Chuck Rodwell (Dan Dailey) is a successful Nevada rancher, who comes to Las Vegas once a year to gamble with his ranch profits and always loses. This time for luck he grabs the hand of any female passing by the spot where he’s wagering and hopes this will bring him luck, but he still loses until he grabs the hand of the ballerina headline performer at the Sands, Maria Corvier (Cyd Charisse). Her hand held seems to be his lucky charm, and he goes on a winning streak. Frank Sinatra is playing the slot machine and Chuck while passing by with Maria gets the machine to throw a jackpot hit for “Ole Blue Eyes.”
When Maria is given half Chuck’s profits, she throws it back at his face. This begins a one day romance, where she goes from hating to loving him. He even finds the time to take her to his ranch to meet his sharp-tongued mother Miss Hattie (Agnes Moorhead) and have an old-fashioned barbecue. Back in Vegas, they plan on getting getting married, thinking it will work if she spends half the year at the ranch and the other half touring as a ballerina.

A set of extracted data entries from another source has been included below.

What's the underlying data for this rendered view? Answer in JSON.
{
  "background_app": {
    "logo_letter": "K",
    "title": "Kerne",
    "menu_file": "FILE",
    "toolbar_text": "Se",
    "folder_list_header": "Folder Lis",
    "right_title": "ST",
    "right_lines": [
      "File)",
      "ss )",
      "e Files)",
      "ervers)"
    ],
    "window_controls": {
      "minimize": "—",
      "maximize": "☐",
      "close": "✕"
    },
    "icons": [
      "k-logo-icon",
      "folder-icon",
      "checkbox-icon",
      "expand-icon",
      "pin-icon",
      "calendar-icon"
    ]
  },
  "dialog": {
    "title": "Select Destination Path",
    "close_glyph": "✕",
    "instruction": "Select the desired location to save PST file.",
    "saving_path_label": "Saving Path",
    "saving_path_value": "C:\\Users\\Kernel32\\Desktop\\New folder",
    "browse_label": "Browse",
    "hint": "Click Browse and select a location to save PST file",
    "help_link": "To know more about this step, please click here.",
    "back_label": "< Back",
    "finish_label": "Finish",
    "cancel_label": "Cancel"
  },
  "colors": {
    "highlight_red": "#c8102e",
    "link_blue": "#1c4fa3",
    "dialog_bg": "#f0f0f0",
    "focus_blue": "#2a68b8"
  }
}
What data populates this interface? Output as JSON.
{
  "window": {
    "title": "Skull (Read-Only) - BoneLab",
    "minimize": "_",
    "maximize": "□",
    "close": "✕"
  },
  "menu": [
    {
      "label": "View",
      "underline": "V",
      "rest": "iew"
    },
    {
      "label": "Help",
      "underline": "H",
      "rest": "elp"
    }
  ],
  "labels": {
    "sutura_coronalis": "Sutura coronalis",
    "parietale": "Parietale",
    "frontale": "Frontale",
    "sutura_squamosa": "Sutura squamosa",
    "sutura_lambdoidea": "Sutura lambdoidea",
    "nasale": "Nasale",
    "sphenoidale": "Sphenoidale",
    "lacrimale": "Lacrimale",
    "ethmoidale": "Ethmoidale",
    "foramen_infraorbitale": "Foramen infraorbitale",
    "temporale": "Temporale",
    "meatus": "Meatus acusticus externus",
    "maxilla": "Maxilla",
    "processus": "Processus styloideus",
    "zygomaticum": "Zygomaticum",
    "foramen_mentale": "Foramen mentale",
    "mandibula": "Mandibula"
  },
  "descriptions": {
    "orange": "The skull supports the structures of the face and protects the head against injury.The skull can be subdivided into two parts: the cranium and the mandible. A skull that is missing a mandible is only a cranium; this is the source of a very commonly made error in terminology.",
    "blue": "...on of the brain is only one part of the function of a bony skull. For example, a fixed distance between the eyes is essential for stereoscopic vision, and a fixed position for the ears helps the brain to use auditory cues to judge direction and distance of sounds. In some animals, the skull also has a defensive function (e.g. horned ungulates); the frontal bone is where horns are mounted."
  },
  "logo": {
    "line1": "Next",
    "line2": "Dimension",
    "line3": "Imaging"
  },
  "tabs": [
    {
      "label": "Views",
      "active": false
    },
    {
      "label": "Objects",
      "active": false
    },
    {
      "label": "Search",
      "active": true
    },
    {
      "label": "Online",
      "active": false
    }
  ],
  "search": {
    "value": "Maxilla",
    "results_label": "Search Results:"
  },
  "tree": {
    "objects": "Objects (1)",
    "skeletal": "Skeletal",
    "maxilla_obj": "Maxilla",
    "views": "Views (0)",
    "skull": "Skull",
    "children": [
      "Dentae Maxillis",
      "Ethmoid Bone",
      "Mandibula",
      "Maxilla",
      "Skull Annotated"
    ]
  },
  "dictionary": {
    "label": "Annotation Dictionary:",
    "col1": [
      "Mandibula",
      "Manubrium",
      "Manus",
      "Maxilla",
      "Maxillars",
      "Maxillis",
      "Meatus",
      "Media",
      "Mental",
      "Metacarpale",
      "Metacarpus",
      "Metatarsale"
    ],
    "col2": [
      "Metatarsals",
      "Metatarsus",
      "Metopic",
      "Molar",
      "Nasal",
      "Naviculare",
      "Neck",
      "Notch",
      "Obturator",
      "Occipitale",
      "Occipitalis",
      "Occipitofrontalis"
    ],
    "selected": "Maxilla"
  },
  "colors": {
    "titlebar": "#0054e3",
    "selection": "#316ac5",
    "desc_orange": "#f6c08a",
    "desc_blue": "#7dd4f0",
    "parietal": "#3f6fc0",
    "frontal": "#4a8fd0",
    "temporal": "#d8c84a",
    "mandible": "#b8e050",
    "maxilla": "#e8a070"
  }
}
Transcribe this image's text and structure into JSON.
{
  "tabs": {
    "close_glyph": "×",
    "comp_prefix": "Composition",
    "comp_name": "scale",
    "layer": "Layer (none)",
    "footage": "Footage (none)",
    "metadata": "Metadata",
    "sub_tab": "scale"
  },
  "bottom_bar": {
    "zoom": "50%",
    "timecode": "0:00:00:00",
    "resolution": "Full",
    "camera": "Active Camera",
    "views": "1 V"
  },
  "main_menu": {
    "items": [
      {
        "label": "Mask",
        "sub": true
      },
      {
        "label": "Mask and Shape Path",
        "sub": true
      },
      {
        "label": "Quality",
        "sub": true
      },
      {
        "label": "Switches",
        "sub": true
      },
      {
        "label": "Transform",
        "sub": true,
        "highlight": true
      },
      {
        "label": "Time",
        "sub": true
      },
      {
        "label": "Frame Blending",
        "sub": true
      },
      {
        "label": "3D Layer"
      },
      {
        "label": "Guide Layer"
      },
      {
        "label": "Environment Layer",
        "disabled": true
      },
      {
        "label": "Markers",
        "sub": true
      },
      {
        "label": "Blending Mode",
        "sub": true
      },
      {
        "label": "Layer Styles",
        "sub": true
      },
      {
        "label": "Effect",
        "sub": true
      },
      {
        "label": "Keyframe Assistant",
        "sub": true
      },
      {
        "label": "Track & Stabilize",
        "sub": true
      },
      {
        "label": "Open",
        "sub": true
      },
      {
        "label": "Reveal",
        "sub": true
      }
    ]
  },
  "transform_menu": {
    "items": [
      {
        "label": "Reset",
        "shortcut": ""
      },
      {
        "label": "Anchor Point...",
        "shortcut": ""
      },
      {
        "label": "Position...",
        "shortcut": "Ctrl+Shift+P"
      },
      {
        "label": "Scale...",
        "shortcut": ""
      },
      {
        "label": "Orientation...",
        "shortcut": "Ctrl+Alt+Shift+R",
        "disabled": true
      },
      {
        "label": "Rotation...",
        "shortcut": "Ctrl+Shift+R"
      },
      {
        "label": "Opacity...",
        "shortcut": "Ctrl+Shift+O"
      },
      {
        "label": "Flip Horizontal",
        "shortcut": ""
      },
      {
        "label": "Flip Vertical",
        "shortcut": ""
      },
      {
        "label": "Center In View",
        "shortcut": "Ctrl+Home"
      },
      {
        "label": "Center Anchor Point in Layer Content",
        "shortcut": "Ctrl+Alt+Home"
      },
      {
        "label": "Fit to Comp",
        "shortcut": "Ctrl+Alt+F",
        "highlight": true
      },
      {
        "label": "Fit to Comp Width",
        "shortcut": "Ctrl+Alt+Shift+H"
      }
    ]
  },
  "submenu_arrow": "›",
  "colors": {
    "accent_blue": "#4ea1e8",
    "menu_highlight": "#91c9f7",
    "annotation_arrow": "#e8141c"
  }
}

Upon that news, her astute manager Pierre (Paul Henreid) flies in to congratulate them and tell them their marriage won’t work. He gets them to hold hands while playing the roulette wheel, and the cowboy goes back to losing.
Though Dailey is handsome, likable and a fair song and dance man, that framing device of grabbing an attractive lady for luck was crass, tacky and sexist.
The two best numbers were “My Lucky Charm” sung as a duet by Dan Dailey and a young Japanese girl Mitsuko Sawamura, and the film’s closing number, a modern ballet, where Cyd dances and the unseen Sammy Davis Jr. sings the sad love tale of Frankie and Johnny–which signals how the film’s love story end.
The inane plot runs thins and quickly becomes tiresome, the characters are paper thin, Tchaikovsky’s Sleeping Beauty Ballet seemed ridiculously out of place in the vulgar Las Vegas culture scene, and the not believable romance draws no emotional charge. But if Las Vegas is your bet, there’s some winning entertainment here among all the clunkers.